The refugees face the same challenges as others — lack of English, the need for jobs and shelter — but it's the cultural differences that create the most difficult-to-solve problems. For example, many Burmese are Buddhists, who expect to be able to celebrate particular holidays, and to build their lives around religious observances as they did at home, but Western society doesn't recognize these customs.
As well, there is a strong tradition of keeping young women apart, and of arranged marriages. "There is no such thing as dating in Burma," Thein said.

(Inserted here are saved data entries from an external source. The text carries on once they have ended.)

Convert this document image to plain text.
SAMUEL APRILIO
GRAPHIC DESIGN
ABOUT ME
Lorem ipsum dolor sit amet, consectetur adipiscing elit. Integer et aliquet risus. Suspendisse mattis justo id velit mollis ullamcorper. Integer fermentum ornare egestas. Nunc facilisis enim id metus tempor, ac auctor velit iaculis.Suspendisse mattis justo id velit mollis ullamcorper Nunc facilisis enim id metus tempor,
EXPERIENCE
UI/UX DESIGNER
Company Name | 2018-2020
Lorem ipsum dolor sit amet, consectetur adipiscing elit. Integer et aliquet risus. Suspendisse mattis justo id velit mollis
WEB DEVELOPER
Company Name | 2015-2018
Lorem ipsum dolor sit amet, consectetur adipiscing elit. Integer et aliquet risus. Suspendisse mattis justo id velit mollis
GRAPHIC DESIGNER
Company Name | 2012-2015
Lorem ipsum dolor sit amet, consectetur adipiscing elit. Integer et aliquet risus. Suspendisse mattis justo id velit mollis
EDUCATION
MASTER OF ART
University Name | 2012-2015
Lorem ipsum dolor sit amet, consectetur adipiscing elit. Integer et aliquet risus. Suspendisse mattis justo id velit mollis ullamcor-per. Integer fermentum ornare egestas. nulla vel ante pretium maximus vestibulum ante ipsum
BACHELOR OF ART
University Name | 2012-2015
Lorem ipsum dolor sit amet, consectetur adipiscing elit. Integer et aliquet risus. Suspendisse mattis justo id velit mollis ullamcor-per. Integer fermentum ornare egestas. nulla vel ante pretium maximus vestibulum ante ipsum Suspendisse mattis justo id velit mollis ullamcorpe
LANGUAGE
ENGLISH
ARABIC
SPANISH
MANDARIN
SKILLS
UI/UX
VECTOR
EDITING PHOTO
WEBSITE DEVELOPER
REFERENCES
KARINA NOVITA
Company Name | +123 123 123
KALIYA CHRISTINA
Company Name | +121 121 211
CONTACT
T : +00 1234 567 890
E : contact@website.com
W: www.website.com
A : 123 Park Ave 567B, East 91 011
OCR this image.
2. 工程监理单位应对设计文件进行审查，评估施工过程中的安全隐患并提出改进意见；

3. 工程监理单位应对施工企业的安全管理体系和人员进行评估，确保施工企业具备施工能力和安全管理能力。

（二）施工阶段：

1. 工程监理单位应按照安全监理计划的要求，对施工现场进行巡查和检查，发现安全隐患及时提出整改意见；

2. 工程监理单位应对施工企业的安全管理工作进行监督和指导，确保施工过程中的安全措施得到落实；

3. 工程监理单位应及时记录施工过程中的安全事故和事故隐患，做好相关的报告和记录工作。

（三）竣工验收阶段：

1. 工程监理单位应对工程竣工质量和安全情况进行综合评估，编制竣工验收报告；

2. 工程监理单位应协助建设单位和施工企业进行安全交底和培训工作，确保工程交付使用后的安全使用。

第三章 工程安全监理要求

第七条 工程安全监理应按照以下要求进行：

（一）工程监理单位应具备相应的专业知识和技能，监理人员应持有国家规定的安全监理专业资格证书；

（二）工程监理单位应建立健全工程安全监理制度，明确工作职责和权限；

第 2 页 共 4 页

A boy might come to ask parental permission to visit a girl at home, but young men and women don't go out alone together. When prom time rolls around and the more acculturated younger generation wants to attend, Burmese elders don't know what to think.
Aye said Burmese love to cook at home and much of the day can be spent in the chopping and grinding of the flavoring ingredients essential to the dishes they enjoy. Most homes include a heavy stone mortar and pestle, like the ones familiar from Thai cooking, though Aye said homemakers are beginning to use modern choppers as well.
FAVORITE BURMESE EATS
The Burmese diet is heavy on rice (both jasmine and short-grain) and noodles (both rice flour and wheat), except in the cities, where Indian immigrants have introduced their flatbreads. Vegetable salads are eaten with most meals. Popular vegetables include tomatoes, eggplant, okra, gourd squash, cucumber and the tree seedpod Filipinos call marungay and they call dandalon, meaning "drumsticks." Curries, soups, stews and stir-fries of fish, pork and chicken are featured, though a significant portion of the population doesn't eat beef. Many snacks are made from rice flour and glutinous rice flour.
Breakfast might be mohinga, a dish so popular as to have been termed the national dish of Burma — an intensely fishy noodle soup often garnished with hard-boiled eggs. Or perhaps the Burmese version of Japan's sekihan — dark sticky rice steamed with azuki beans. For lunch, more rice, soup, a salad with a fish sauce-based dipping mixture. And for dinner, eaten later in the evening, about 8, soup, rice, curry and more salad.
The Burmese ginger salad that has become so popular around the U.S. is a snack food in Burma, eaten between meals, with green tea. They also make la phet, a salad of tea leaves preserved in oil.
Thein's nominee for Burma's national dish would be ohnoh khawswey, a coconut-milk soup with chicken, lemon and cilantro and round wheat noodles like spaghetti. "That is what everybody likes," she said.
All this is eaten with the fingers in traditional homes: "It tastes better that way," said Thein, with a laugh.
But about those noni leaves. "Noni is known throughout the Pacific and Southeast Asia," said Thein.
Only the tender leaves at the tip of the branch are used for the fish stir-fry, which originated in the old Burmese capitol of Rangoon (aka Yangon). The dish is typical of Burmese cuisine in that it's light, well-spiced without being hot or spicy and quickly cooked (once you have everything chopped!). Burmese cuisine focuses on stovetop cooking — steaming, frying, stewing, braising — because not all homes have ovens.
Older, larger noni leaves are used to wrap a sort of Burmese fish laulau seasoned with the standard garlic, ginger, onion and fish sauce.